Varied, unpretentious - and dessert to die for

CorrespondentFebruary 12, 2010 

  • 140 E. Chatham St., Cary

    380-1193

    www.chathamstreetcafe.com

    Cuisine: American

    Rating: 1/2

    Prices: $$

    Atmosphere: casually cheery

    Service: friendly and low key

    Recommended: shrimp bisque, Gayla's salad, shrimp bruschetta, chocolate mousse pie

    Open: Lunch Tuesday-Friday, dinner Thursday-Saturday, brunch Saturday-Sunday.

    Reservations: suggested for dinner

    Other: Visa, MasterCard, American Express, Discover; beer and wine; accommodates children; solid vegetarian selection

    The N&O's critic dines anonymously; the newspaper pays for all meals. We rank restaurants in five categories: Extraordinary Excellent. Above average. Average. Fair.

    The dollar signs defined: $ Entrees average less than $10. $$ Entrees $11 to $16. $$$ Entrees $17 to $25. $$$$ Entrees more than $25.

'Life is uncertain. Eat dessert first." Few of usrely on this saying as a guideline for ordering a meal in a restaurant. But at Chatham Street Cafe, it's sorely tempting.

Your eye can't help but wander past the colorful artwork on the walls of the casually cheery dining room to the pastry case at the back of the room. If you're there for dinner, the temptation is mercifully brief as you're escorted to a smaller, slightly more formal dining room off to one side.

If you're having lunch or weekend brunch, on the other hand, chances are you'll be seated in the front room. You'll need a steady supply of willpower to resist the siren call of buttery almond cake, cinnamon-perfumed carrot cake and voluptuous chocolate mousse pie from across the room as you peruse the menu.

And don't think the temptation lets up once your food is brought to the table. Sure, the wild mushroom omelet or tarragon chicken salad wrap provides some savory distraction. But it's only temporary. Before you know it, you'll start hearing the seductive refrain again, at first a whisper, then louder: blaaack bottommm piiiie, blaaack bottommm piiie. ...

In the evening, the pastry case is at least out of your line of sight. Its sultry tune is muffled by an intervening wall and, on Friday and Saturday nights, live music.

The menu is brief but varied, with an emphasis on fresh local produce that reflects the upstate New York farm background of owner/chef Gayla Bonke. It has an ample selection of healthful options, including a commendable number of dishes that are (or can be made) gluten-free, to justify indulging in dessert afterward.
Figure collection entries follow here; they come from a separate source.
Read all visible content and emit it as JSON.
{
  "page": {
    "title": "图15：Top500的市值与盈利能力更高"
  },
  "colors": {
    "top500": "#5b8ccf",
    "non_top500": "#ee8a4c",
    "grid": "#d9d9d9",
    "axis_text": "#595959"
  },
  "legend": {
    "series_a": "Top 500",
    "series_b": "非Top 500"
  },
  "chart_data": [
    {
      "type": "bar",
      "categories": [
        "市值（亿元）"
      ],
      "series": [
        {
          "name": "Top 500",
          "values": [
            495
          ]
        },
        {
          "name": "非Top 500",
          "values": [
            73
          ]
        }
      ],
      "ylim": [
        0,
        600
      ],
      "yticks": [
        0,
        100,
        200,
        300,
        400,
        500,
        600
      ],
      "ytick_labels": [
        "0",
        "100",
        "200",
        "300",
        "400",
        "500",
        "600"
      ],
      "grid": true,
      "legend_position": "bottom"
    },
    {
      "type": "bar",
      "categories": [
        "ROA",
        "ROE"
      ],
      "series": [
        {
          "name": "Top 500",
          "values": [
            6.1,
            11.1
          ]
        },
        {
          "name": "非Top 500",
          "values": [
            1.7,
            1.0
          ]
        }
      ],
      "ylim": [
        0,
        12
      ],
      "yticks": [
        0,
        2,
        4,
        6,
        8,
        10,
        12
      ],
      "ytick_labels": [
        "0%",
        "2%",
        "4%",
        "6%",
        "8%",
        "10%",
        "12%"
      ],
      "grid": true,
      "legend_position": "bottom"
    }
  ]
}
Shrimp bisque, whose rich flavor is laced with a splash of sherry in a creamy tomato base, is not one of those dishes. But it's well worth the calories invested. So is spice-seared shrimp bruschetta, featuring fresh North Carolina shrimp on grilled garlic ciabatta spread with basil walnut pesto and topped with melted mozzarella and Celebrity Dairy goat cheese.

Shrimp galore

Salads are generous in portion and variety, including a classic iceberg wedge with homemade blue cheese dressing, a chopped salad variation on the Caesar theme and the signature Gayla salad, a melange of mixed greens, Granny Smith apples, walnuts and dried cranberries in a refreshing citrus vinaigrette.

The basil walnut pesto that adds sparkle to the bruschetta turns up again in spinach fettuccine, where it's tossed with roasted peppers, onions, eggplant, mushrooms and tomatoes in a rustic vegetarian presentation. Vegetarian, that is, unless you add some of those North Carolina shrimp for a surprisingly modest surcharge of $4.

Shrimp are particularly well represented, which isn't surprising with the emphasis on healthful fare. It's hard to think of a more wholesome entrée than Bonke's oven-roasted, Old Bay-dusted peel 'n' eat shrimp.

Nice change of pace

The chef's take on shrimp and grits has earned something of a local following, though I think I caught the chef on an off night. Shards of crunchy bacon added a distinctive touch, but the shrimp were overcooked and the grits watered down by juices from the sautéed diced tomatoes.

A rib-eye steak was more than respectable on another occasion. The steak, accompanied by grilled asparagus and addictive horseradish mashed potatoes, was grilled admirably close to the ordered medium-rare, especially given its relatively modest size (10 ounces).

In a world where chic decor and culinary one-upmanship are increasingly the name of the game, Chatham Street Cafe is a refreshingly unpretentious change of pace. Add a modest wine list and friendly, low-key wait staff, and the restaurant goes a long way toward achieving its owner's goal: "to make every patron feel as if they are part of an ever-growing family."